The Okwiri Rwabwoni incident at Entebbe airport in 2001 --- what happened?
The 2001 election campaign cannot be recalled without discussing the strange incident at Entebbe International Airport involving the Youth Member of Parliament for western Uganda, Major Peter Okwiri Rwabwoni.
Rwabwoni is a younger brother to Brigadier Noble Mayombo.
That day, Rwabwoni was beaten up and dumped onto the back of a pickup and driven to Kampala. He had been scheduled to fly to Ajumani with presidential candidate Colonel Kizza Besigye on a campaign tour.
New details reveal what really happened that morning.
On orders of President Yoweri Museveni, a bomb had been placed on the 20-seater Eagle Air plane that was to carry Besigye and Rwabwoni to Ajumani.
The plane was to be blown up over northern Uganda and the explosion blamed on rebels of the Lord's Resistance Army (LRA).
Although Mayombo was the director of Military Intelligence, he is said to have been in the dark about the deadly plot.
But other accounts say Mayombo was part of the plot but came out against it at the last minute when he realized his brother Rwabwoni, a staunch Besigye aide, was going to be on the flight.

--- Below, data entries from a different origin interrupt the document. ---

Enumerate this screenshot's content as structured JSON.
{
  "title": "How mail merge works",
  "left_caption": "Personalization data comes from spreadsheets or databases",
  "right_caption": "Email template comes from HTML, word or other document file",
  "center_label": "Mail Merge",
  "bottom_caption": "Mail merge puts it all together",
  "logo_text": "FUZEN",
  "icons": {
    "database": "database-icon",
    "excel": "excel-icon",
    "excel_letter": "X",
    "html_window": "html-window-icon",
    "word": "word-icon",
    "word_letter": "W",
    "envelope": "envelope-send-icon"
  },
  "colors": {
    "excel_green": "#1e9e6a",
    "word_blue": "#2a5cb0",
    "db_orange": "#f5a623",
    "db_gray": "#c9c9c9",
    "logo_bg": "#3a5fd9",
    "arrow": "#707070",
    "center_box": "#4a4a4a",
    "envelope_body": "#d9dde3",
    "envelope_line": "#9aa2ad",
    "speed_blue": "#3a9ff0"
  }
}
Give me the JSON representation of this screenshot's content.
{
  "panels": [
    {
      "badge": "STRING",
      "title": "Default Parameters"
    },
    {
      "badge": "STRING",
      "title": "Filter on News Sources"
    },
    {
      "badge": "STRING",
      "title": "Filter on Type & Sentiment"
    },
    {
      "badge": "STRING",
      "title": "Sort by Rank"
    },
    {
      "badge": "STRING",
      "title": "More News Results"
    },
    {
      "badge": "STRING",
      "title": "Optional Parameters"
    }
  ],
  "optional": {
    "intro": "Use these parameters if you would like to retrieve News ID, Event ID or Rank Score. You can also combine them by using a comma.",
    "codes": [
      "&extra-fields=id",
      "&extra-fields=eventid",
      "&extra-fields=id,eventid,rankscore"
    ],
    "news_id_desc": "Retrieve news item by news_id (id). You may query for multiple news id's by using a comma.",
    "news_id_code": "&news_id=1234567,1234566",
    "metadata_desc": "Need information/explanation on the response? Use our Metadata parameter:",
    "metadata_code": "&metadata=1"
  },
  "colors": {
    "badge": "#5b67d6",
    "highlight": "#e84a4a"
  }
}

However while Rwabwoni was en route to Entebbe, Mayombo quickly dispatched his Military Intelligence agents to stop Besigye and Rwaboni from boarding the plane.
Other reports say Museveni insisted that the plan had to be carried out but the hard part was to prevent Rwabwoni from boarding the plane without alerting Besigye and therefore foiling it.
The soldiers tried to snatch Rwabwoni away from the Besigye entourage but he refused to leave Besigye's company leading to an embarrassing scene.
The then Major Moses Rwakitarate was at the airport and was part of the public scuffle that saw glasses, windows, and furniture shattered in full view of airport staff and one diplomat.
It is said that Colonel Kasirye-Gwanga was part of the group that beat up Rwabwoni at the airport.
After Rwabwoni was driven back to Kampala, he was harassed and forced to make a statement distancing himself from Besigye. He later said his statement had been made under duress.
He was taken to meet Museveni, who asked him "What do you want me to do for you?"
Rwabwoni requested medical attention and it seems exile, both of which the state arranged for him.
It is strange that all through the 2006 election campaign, Rwabwoni has not come out publicly to speak.
In 2005 at the time when former President Milton Obote died, Rwabwoni had told the media that he was going to Uganda to bury his political mentor Obote, but he never went. He remains in exile in the United Kingdom.